L’inchiesta, ovviamente, è stata presentata oggi soltanto con alcune sue anticipazioni. Molti degli elementi relativi ai fondi che la nuova Lega di Matteo Salvini avrebbe impiegato per le sue attività di comunicazione erano già noti. Come, ad esempio, il caso della Vadolive srl, una società gestita da una donna che di professione fa la barista e che contribuiva all’attività di promozione social della Lega. Ma nell’inchiesta di Fittipaldi e Tizian, si cita esplicitamente anche l’Unità informazione finanziaria di Bankitalia.

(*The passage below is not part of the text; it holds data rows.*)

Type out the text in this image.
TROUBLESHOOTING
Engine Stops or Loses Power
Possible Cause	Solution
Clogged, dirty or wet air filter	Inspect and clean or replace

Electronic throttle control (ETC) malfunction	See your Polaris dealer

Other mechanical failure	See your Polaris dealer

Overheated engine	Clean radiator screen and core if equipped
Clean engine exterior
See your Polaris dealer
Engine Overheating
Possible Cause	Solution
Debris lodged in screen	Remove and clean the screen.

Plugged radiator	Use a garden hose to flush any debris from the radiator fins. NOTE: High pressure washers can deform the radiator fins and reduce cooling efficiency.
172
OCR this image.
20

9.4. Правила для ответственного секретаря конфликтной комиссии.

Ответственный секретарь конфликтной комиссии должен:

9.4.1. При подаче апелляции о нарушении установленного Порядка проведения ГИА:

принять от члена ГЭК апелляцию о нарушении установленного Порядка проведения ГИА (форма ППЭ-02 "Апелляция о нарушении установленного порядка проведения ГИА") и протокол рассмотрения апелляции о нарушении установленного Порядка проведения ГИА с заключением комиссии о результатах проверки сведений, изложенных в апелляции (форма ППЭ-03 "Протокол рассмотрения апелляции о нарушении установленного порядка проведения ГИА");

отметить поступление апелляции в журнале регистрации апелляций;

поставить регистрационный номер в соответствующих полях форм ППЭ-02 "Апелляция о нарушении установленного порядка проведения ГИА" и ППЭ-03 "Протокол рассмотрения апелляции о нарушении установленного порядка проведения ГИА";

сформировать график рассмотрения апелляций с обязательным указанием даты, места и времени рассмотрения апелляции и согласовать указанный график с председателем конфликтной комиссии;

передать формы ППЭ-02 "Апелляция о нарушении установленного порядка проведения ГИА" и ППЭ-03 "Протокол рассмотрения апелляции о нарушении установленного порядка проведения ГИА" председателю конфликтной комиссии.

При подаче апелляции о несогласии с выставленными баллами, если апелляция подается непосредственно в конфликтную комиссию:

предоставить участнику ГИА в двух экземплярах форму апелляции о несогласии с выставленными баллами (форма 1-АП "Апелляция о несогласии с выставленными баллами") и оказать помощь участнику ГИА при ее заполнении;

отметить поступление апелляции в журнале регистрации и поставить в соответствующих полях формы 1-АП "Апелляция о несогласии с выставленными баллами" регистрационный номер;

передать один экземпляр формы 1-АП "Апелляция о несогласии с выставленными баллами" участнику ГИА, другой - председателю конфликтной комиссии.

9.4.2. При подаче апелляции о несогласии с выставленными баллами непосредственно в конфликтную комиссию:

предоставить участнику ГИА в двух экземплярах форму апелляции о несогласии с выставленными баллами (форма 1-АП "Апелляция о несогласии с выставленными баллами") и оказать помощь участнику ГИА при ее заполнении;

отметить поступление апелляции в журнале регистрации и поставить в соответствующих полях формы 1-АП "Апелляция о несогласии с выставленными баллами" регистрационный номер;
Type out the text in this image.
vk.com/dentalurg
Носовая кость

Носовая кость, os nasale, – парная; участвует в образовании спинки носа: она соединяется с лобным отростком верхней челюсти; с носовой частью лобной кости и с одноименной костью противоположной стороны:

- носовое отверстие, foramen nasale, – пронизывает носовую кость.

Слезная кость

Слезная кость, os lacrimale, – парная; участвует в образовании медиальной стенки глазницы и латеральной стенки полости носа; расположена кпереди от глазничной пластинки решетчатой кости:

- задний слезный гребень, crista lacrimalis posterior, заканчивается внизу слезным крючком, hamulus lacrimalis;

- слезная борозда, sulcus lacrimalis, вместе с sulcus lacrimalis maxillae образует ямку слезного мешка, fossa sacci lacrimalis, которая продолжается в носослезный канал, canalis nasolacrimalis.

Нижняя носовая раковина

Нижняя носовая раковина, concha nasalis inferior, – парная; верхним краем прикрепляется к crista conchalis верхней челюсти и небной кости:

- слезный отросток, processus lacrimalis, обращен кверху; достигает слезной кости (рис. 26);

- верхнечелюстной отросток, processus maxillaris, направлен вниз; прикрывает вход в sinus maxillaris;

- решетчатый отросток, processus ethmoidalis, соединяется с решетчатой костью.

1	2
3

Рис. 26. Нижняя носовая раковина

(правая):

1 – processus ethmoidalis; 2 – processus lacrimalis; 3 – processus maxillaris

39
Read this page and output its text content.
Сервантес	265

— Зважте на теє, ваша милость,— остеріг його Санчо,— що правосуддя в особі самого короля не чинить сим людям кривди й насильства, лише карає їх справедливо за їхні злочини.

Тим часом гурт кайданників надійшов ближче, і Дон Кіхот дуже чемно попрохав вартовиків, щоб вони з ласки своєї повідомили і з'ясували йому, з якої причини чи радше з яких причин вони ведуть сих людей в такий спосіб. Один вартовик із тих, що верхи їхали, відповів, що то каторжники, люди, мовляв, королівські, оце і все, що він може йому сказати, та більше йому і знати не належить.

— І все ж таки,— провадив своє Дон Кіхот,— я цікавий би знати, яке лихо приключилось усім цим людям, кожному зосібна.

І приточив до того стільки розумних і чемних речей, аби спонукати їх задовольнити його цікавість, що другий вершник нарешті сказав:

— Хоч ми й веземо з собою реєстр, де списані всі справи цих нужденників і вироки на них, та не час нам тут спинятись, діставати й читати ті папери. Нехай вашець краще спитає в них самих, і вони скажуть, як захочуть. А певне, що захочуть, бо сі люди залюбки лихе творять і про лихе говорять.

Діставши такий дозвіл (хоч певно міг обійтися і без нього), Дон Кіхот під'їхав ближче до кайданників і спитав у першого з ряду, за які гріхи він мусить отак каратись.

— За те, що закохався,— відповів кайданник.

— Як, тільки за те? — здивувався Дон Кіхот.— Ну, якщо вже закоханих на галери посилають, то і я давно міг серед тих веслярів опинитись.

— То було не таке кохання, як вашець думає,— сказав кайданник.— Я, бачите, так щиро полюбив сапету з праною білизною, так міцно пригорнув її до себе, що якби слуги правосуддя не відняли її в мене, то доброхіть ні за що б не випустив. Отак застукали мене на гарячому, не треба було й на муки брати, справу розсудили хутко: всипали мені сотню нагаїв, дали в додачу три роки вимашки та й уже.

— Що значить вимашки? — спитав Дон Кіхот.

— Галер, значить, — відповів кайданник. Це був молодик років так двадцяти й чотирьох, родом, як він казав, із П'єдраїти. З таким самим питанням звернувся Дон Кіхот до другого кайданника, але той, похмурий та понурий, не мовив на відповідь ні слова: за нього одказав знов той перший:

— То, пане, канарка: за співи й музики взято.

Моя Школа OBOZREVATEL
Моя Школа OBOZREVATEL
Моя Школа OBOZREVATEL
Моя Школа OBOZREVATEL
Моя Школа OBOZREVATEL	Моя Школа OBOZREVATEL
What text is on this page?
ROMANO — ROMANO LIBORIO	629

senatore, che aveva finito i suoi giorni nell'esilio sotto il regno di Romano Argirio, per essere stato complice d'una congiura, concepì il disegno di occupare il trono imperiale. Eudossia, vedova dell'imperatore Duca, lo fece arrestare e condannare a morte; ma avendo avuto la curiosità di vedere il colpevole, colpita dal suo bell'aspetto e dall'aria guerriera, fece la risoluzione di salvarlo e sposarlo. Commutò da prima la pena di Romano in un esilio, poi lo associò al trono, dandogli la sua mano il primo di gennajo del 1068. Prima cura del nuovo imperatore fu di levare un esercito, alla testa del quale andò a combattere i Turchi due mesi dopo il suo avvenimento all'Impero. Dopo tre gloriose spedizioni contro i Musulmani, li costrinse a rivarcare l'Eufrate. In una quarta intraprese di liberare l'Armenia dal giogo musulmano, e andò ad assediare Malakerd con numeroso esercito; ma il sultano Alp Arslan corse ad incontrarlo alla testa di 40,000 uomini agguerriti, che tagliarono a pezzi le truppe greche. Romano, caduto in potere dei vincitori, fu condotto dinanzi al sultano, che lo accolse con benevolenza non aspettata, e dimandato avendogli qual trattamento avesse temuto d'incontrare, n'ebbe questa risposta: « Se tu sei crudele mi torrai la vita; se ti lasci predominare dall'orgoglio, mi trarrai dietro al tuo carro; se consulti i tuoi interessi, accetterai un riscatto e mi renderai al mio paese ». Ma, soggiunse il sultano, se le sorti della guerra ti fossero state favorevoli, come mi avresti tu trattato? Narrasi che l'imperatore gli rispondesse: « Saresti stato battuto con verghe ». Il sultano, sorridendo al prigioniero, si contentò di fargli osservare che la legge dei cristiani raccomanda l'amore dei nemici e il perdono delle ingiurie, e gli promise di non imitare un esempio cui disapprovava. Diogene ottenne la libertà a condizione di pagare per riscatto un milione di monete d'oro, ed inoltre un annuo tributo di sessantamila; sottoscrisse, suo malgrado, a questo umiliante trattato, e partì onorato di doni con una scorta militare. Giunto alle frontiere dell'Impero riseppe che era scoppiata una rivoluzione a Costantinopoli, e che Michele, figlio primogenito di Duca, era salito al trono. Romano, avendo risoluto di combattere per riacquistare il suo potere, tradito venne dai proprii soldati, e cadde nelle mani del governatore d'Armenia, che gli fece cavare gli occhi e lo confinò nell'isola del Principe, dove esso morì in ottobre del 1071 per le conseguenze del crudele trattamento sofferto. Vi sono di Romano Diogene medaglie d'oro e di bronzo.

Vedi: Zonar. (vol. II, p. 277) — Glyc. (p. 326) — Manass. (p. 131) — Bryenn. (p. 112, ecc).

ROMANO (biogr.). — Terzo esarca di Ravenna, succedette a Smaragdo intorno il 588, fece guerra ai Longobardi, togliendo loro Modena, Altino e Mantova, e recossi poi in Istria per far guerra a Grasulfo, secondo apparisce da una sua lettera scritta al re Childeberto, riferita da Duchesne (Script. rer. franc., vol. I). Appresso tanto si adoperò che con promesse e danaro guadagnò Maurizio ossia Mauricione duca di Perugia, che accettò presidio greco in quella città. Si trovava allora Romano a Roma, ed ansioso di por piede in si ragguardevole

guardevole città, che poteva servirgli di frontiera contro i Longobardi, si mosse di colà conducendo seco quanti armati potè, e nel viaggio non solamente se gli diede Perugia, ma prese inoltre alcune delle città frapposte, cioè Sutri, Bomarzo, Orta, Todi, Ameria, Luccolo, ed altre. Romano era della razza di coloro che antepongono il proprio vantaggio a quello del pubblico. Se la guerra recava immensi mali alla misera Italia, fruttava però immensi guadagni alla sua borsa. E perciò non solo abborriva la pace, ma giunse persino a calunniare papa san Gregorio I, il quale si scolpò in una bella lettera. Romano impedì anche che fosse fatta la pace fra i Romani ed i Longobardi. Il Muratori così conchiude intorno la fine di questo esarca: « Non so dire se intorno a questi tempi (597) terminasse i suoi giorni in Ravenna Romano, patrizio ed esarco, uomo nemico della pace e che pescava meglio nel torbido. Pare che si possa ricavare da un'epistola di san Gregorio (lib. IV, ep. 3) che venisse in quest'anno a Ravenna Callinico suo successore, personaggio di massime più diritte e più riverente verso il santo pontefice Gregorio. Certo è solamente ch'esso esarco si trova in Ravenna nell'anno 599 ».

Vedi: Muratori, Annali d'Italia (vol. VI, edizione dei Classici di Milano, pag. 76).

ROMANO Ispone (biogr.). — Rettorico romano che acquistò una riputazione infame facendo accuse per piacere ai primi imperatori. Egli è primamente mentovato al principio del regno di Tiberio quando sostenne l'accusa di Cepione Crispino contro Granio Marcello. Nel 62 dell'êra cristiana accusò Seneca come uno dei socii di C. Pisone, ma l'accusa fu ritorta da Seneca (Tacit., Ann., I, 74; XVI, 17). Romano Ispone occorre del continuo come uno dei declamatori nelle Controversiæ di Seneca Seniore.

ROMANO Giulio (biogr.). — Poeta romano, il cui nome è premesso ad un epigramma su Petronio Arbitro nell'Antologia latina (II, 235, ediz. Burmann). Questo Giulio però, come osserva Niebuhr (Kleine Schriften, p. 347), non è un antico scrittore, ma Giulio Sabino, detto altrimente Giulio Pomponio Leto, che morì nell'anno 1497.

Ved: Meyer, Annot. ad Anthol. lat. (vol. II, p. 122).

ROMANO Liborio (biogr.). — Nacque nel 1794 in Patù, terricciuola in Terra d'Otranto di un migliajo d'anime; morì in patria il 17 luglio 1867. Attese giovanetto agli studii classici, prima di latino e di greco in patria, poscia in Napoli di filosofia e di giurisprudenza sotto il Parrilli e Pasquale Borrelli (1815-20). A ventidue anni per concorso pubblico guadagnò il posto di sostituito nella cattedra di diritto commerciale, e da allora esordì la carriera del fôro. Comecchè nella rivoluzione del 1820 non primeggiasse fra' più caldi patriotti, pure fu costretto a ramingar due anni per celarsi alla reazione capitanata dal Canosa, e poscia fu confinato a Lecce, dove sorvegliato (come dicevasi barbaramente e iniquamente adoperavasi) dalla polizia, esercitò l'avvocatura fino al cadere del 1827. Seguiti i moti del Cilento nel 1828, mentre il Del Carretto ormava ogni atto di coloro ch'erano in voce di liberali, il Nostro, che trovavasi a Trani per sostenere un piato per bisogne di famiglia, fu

Quest’ultima, come è noto, è l’unità di intelligence finanziaria (Financial Intelligence Unit) italiana, una autorità nazionale indipendente con funzioni di contrasto del riciclaggio e del finanziamento del terrorismo, istituita nel 2007. A partire dai suoi documenti, L’Espresso ha ricostruito una rete legata a bonifici e a versamenti che porterebbero tutti nella direzione della propaganda social del Carroccio. In merito a queste nuove rivelazioni, L’Espresso ha anche consultato Luca Morisi, il guru della comunicazione politica di Matteo Salvini. Ma nell’inchiesta non si fa riferimento alle sue risposte.